Delincuentes líricos

26.11.23



Investigado por hacer versos lo acusaron de un crimen de lesa humildad.




El juego quimérico

19.11.23



Los dos niños sentados en el suelo jugaban en un tablero invisible. Los observé largo rato mientras permanecían absortos y divertidos en su partida. No entendí muy bien la dinámica del desafío y atendí a los gestos que intercambiaban para descifrar el enigma en tanto, cada uno, depositaba una carta boca arriba cogida de un mazo común en las que aparecían figuras distintas.
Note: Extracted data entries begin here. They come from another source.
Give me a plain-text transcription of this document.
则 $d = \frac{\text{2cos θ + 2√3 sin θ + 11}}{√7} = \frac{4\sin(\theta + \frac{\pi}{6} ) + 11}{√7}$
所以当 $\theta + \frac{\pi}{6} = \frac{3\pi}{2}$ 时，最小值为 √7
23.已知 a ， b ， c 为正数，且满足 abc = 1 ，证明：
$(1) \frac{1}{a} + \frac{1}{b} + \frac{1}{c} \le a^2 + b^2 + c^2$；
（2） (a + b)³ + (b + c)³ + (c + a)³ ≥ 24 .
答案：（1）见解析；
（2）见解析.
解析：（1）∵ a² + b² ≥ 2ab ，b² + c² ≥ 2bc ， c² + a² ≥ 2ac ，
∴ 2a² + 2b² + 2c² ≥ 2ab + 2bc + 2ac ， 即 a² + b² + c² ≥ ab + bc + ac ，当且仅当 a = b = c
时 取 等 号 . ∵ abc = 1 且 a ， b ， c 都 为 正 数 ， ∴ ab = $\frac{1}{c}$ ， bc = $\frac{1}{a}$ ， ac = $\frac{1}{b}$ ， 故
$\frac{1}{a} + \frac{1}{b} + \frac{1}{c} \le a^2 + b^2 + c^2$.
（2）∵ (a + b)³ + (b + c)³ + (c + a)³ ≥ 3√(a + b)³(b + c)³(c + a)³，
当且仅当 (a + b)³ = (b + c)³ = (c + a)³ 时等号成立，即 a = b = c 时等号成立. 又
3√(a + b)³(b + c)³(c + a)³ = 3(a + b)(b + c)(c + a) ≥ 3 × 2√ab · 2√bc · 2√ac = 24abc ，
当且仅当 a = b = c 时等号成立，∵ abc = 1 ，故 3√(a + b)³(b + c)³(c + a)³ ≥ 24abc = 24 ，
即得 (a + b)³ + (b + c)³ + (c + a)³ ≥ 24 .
Los jugadores imitaban con muecas el sentimiento que le producían las estampas. Se trataba de viejas efigies fantasiosas, arcanos antiquísimos.

Intrigado los interrogué sobre el desenlace: «¿Qué se gana en este juego?». Uno de ellos me aclaró: «Nada, no se gana nada». Entonces insistí: «¿Y alguien es derrotado?». Y su respuesta fue: «Nadie pierde».




Resistencias

12.11.23




—No sé cómo dejar de amarte —le expuso casi suplicándole.

—Quiéreme aún más.





La arquitecta

5.11.23



Construía castillos en el aire usando el material del que están hechos los sueños.